The Toronto Star, re-reviewing the musical in London said, "It's gotten better; it's gotten worse." While saying the story line was clearer, critic Richard Ouzounian added, "What has it lost? About 20 minutes of its running time and almost all of its heart."
But the show won the praise of some London critics.
The Times called the production a "wonder" and "a brave, stirring, epic piece of popular theater" complete with "charm, wit and jaw-dropping theatrical brio."
Photos: "LOTR" On Stage
The Guardian said, "If Tolkien's trilogy is to be a stage spectacle, I don't see how it could be better done." It also praised the acting of Malcolm Storry as Gandalf, Brian Protheroe as Saruman and Andrew Jarvis as Elrond, "whose kingly voice resonates like thunder."
Judi Dench, who attended the premiere with other celebrities such as Andrew Lloyd Webber and Kevin Spacey, said: "For anyone who is a Tolkien fan, it is just a terrific treat. I have never seen the films, but I am a great fan of Tolkien's writing. It has wonderful choreography and the cast worked so hard."
Some critics disagreed.
Charles Spencer of The Daily Telegraph said that, while Michael Therriault's "charismatic and creepy" performance as Gollum was admirable, along with those of Frodo and Sam, the show was hated by his 14-year-old son, an avid fan of the Peter Jackson "Lord of the Rings" films.
"Its run, I fear, will be nasty, brutish and short," Spencer concluded.

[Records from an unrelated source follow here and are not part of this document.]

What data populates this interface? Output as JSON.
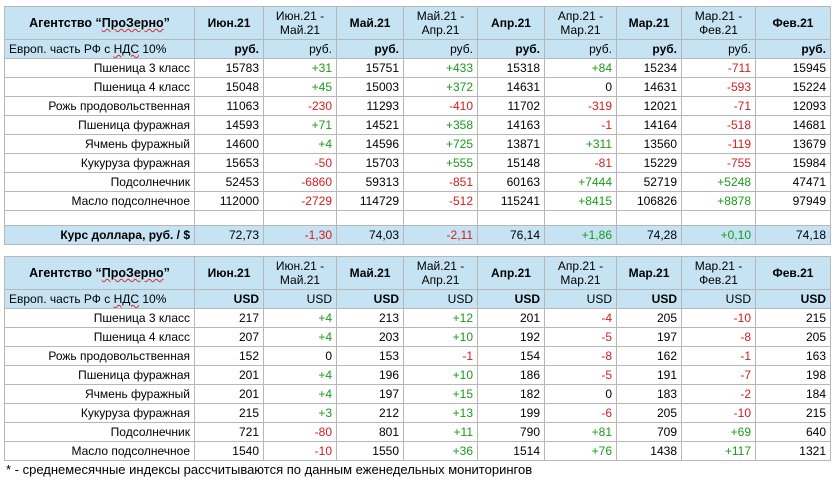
{
  "rub_table": {
    "header": {
      "agency_prefix": "Агентство “",
      "agency_brand": "ПроЗерно",
      "agency_suffix": "”",
      "cols": [
        {
          "l1": "Июн.21",
          "l2": "",
          "chg": false
        },
        {
          "l1": "Июн.21 -",
          "l2": "Май.21",
          "chg": true
        },
        {
          "l1": "Май.21",
          "l2": "",
          "chg": false
        },
        {
          "l1": "Май.21 -",
          "l2": "Апр.21",
          "chg": true
        },
        {
          "l1": "Апр.21",
          "l2": "",
          "chg": false
        },
        {
          "l1": "Апр.21 -",
          "l2": "Мар.21",
          "chg": true
        },
        {
          "l1": "Мар.21",
          "l2": "",
          "chg": false
        },
        {
          "l1": "Мар.21 -",
          "l2": "Фев.21",
          "chg": true
        },
        {
          "l1": "Фев.21",
          "l2": "",
          "chg": false
        }
      ]
    },
    "unit_label_pre": "Европ. часть РФ с ",
    "unit_label_nds": "НДС",
    "unit_label_post": " 10%",
    "units": [
      "руб.",
      "руб.",
      "руб.",
      "руб.",
      "руб.",
      "руб.",
      "руб.",
      "руб.",
      "руб."
    ],
    "rows": [
      {
        "name": "Пшеница 3 класс",
        "cells": [
          "15783",
          "+31",
          "15751",
          "+433",
          "15318",
          "+84",
          "15234",
          "-711",
          "15945"
        ]
      },
      {
        "name": "Пшеница 4 класс",
        "cells": [
          "15048",
          "+45",
          "15003",
          "+372",
          "14631",
          "0",
          "14631",
          "-593",
          "15224"
        ]
      },
      {
        "name": "Рожь продовольственная",
        "cells": [
          "11063",
          "-230",
          "11293",
          "-410",
          "11702",
          "-319",
          "12021",
          "-71",
          "12093"
        ]
      },
      {
        "name": "Пшеница фуражная",
        "cells": [
          "14593",
          "+71",
          "14521",
          "+358",
          "14163",
          "-1",
          "14164",
          "-518",
          "14681"
        ]
      },
      {
        "name": "Ячмень фуражный",
        "cells": [
          "14600",
          "+4",
          "14596",
          "+725",
          "13871",
          "+311",
          "13560",
          "-119",
          "13679"
        ]
      },
      {
        "name": "Кукуруза фуражная",
        "cells": [
          "15653",
          "-50",
          "15703",
          "+555",
          "15148",
          "-81",
          "15229",
          "-755",
          "15984"
        ]
      },
      {
        "name": "Подсолнечник",
        "cells": [
          "52453",
          "-6860",
          "59313",
          "-851",
          "60163",
          "+7444",
          "52719",
          "+5248",
          "47471"
        ]
      },
      {
        "name": "Масло подсолнечное",
        "cells": [
          "112000",
          "-2729",
          "114729",
          "-512",
          "115241",
          "+8415",
          "106826",
          "+8878",
          "97949"
        ]
      }
    ],
    "rate": {
      "label": "Курс доллара, руб. / $",
      "cells": [
        "72,73",
        "-1,30",
        "74,03",
        "-2,11",
        "76,14",
        "+1,86",
        "74,28",
        "+0,10",
        "74,18"
      ]
    }
  },
  "usd_table": {
    "units": [
      "USD",
      "USD",
      "USD",
      "USD",
      "USD",
      "USD",
      "USD",
      "USD",
      "USD"
    ],
    "rows": [
      {
        "name": "Пшеница 3 класс",
        "cells": [
          "217",
          "+4",
          "213",
          "+12",
          "201",
          "-4",
          "205",
          "-10",
          "215"
        ]
      },
      {
        "name": "Пшеница 4 класс",
        "cells": [
          "207",
          "+4",
          "203",
          "+10",
          "192",
          "-5",
          "197",
          "-8",
          "205"
        ]
      },
      {
        "name": "Рожь продовольственная",
        "cells": [
          "152",
          "0",
          "153",
          "-1",
          "154",
          "-8",
          "162",
          "-1",
          "163"
        ]
      },
      {
        "name": "Пшеница фуражная",
        "cells": [
          "201",
          "+4",
          "196",
          "+10",
          "186",
          "-5",
          "191",
          "-7",
          "198"
        ]
      },
      {
        "name": "Ячмень фуражный",
        "cells": [
          "201",
          "+4",
          "197",
          "+15",
          "182",
          "0",
          "183",
          "-2",
          "184"
        ]
      },
      {
        "name": "Кукуруза фуражная",
        "cells": [
          "215",
          "+3",
          "212",
          "+13",
          "199",
          "-6",
          "205",
          "-10",
          "215"
        ]
      },
      {
        "name": "Подсолнечник",
        "cells": [
          "721",
          "-80",
          "801",
          "+11",
          "790",
          "+81",
          "709",
          "+69",
          "640"
        ]
      },
      {
        "name": "Масло подсолнечное",
        "cells": [
          "1540",
          "-10",
          "1550",
          "+36",
          "1514",
          "+76",
          "1438",
          "+117",
          "1321"
        ]
      }
    ]
  },
  "footnote": "* - среднемесячные индексы рассчитываются по данным еженедельных мониторингов",
  "colors": {
    "header_bg": "#c5e3f2",
    "positive": "#1a9a1a",
    "negative": "#d41c1c",
    "border": "#b7b7b7"
  }
}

The Independent called it an "inadequate Tolkien adaptation," and said the storytelling is rushed.
Using the headline "Flawed of the Rings," The Sun said the show's melodies were "tune-free" and the lyrics were "swamped" by the massive band. "Overblown, over-orchestrated and now over here," its critic said.
But the paper praised Therriault's "potentially award-winning" performance as a "wheedling, whining, slithery Gollum," Peter Howe's Sam, Frodo's friend, and the costumes, sets and the "sprightly choreography."
The Independent also praised Therriault as a "stand-out performer."
The Daily Mail said, "The set changes are multifarious, the dancing exuberant. ..." But it also said: "British adults will find it difficult to suppress open laughter at this show's Portentous Moments. Corny is hardly the word. There's more corn here than in Kansas."